Preconceito Linguístico
Enviada em 28/10/2019
Produto da imensa diversidade cultural presente no Brasil, as variedades linguísticas representam um modo de vida, uma cultura. Entretanto, o preconceito linguístico as enxerga de forma dicotômica entre o que é certo e o que é errado. Dessa forma, esse modo de ver a língua acarreta em marginalização. Porquanto, o sentimento de pertencimento a uma nação é afetado e traz consigo a exclusão social.

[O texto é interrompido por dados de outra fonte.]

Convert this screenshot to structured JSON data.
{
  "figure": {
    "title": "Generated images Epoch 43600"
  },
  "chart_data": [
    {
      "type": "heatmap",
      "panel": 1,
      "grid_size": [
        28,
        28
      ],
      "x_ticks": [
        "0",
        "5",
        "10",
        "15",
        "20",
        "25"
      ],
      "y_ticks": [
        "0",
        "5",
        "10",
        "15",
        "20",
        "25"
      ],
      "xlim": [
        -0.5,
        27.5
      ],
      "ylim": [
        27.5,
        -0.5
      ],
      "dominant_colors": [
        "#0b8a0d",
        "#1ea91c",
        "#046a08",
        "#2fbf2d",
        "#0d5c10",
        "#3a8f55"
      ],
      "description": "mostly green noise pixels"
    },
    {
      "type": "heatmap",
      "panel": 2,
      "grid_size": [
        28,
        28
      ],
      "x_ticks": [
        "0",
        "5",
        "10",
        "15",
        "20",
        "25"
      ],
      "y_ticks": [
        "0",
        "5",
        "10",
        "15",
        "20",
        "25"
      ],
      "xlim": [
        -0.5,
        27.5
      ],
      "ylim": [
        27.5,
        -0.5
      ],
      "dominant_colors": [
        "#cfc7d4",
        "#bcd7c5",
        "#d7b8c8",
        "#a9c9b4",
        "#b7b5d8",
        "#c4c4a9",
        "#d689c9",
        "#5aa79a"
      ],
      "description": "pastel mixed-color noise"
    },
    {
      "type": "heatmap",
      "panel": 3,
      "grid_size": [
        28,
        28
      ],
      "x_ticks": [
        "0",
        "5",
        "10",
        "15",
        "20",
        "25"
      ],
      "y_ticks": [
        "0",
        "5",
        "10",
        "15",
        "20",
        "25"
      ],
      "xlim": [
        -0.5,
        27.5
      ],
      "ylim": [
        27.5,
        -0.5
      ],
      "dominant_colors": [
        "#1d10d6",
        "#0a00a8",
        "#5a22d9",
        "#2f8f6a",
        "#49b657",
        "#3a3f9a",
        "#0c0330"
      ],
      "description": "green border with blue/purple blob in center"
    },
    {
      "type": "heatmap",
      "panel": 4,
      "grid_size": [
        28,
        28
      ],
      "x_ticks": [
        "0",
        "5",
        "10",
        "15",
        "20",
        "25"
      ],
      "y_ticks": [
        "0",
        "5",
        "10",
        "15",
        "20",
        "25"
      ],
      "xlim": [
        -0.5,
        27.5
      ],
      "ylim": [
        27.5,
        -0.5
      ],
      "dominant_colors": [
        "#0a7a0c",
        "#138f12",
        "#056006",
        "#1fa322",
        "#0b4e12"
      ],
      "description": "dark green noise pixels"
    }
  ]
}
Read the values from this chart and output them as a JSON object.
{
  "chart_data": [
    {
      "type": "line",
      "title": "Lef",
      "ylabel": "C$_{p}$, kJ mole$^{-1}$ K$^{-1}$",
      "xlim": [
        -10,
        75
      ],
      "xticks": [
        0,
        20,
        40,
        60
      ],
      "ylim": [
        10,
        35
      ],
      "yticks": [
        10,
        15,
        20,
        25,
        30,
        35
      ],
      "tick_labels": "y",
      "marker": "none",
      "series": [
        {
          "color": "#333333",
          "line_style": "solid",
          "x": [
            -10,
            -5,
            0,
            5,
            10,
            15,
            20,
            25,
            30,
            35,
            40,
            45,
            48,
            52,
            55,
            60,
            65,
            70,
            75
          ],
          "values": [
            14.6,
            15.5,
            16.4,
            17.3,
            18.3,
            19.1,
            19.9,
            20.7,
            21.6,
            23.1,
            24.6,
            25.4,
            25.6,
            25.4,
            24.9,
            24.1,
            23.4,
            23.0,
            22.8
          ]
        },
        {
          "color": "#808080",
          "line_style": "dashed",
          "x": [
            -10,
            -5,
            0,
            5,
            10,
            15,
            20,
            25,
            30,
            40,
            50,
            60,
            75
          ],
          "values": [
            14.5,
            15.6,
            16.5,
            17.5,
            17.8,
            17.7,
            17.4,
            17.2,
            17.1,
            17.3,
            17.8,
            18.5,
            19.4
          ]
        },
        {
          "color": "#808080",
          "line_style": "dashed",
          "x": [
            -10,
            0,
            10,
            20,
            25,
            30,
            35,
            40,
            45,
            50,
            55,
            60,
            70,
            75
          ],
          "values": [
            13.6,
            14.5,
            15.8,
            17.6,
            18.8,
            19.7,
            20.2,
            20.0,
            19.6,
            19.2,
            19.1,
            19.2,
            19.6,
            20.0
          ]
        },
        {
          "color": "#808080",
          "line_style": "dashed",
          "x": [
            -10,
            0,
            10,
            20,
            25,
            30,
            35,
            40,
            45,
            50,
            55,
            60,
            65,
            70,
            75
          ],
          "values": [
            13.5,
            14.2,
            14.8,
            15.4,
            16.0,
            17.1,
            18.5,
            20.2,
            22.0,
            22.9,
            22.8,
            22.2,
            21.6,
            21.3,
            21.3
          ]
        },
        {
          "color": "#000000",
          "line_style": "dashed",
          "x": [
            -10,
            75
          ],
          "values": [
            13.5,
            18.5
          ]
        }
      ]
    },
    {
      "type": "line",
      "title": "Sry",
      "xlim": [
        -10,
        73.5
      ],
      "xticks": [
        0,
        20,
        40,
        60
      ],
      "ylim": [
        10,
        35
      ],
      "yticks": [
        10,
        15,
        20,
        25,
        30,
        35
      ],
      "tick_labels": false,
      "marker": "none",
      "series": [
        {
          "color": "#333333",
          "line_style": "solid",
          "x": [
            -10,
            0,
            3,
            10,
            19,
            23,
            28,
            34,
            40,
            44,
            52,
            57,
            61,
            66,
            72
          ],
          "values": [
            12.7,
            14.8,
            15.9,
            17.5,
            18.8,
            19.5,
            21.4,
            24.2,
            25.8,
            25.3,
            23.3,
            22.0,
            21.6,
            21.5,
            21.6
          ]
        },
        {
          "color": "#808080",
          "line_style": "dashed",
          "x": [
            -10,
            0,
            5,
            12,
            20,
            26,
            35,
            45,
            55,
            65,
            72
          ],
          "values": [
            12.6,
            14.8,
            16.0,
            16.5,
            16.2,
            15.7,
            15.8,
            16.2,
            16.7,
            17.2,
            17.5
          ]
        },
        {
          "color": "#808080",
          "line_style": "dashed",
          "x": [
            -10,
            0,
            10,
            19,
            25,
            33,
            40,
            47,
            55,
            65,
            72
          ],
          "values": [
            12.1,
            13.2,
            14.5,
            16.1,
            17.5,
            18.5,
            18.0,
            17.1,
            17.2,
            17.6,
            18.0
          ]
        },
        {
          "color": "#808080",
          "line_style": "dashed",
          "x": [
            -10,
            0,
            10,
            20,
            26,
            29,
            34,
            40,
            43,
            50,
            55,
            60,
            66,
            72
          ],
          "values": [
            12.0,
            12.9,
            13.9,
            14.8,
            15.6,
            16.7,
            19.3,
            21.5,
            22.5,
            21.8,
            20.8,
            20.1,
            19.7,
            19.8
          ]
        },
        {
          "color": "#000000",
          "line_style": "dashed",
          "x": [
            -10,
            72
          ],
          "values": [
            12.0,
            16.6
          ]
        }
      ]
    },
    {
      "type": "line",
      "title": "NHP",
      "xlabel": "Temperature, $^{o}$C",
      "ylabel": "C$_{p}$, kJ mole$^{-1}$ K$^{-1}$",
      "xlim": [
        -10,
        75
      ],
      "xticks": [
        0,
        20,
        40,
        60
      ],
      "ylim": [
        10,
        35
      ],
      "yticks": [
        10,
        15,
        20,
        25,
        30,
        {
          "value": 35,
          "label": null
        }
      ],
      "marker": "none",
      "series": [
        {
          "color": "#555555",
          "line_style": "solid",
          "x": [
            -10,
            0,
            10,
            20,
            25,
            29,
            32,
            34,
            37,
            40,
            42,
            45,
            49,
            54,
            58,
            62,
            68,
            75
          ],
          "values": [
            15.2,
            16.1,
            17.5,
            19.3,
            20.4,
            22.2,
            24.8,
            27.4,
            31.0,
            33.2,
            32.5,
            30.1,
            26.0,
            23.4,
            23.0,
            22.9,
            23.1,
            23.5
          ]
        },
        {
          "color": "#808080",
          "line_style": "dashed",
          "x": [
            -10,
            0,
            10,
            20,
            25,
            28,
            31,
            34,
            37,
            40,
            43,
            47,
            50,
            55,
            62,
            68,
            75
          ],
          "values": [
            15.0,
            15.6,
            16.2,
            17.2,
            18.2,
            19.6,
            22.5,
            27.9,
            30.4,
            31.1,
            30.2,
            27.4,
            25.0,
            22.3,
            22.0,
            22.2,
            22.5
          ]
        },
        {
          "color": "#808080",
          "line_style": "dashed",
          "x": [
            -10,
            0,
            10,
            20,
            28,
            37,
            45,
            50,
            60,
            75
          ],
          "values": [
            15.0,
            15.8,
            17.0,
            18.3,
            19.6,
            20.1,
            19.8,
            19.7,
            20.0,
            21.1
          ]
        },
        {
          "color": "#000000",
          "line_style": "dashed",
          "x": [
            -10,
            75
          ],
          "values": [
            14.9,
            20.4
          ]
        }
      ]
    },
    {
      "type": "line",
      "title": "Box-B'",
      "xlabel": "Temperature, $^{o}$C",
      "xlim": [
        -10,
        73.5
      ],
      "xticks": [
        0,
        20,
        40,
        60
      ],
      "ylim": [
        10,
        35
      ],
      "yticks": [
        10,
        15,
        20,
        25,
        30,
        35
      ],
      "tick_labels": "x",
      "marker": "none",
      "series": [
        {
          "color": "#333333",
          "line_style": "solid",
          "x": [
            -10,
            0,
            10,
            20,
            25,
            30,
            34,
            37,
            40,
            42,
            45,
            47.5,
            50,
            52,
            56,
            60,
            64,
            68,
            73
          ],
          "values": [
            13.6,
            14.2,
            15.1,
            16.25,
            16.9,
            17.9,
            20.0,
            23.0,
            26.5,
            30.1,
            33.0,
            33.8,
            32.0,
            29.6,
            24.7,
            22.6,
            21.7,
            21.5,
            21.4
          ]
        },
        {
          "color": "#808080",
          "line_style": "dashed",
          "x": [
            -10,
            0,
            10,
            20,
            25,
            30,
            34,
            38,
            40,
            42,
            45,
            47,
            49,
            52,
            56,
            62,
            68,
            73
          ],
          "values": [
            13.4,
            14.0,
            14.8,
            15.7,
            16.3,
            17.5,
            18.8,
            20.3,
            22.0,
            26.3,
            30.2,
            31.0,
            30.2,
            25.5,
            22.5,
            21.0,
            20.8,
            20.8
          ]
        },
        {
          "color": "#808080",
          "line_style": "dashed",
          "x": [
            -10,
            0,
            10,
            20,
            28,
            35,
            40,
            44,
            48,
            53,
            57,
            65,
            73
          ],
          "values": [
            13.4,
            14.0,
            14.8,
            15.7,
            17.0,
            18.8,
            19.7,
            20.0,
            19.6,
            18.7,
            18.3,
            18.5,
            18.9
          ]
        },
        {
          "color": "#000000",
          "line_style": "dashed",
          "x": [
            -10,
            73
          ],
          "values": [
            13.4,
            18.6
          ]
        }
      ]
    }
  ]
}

Convém lembrar que, a forma como uma pessoa fala está intimamente relacionada com a sua identidade. Tendo em vista que, a língua diz a região onde a pessoa vive, a faixa etária e o grupo no qual faz parte, por exemplo. Desse modo, ao ridicularizar um modo de fala, tudo que está por trás das palavras também é desrespeitado. Portanto, é preciso entender que não é a norma culta que constrói uma pessoa, mas a sua vivência e a sua cultura. De acordo com Schopenhauer, todo homem enxerga seu campo de visão como limite do mundo. Desse modo, a língua não deve servir como instrumento de poder e causar exclusão, mas como forma de reconhecer que há uma cultura a ser aprendida.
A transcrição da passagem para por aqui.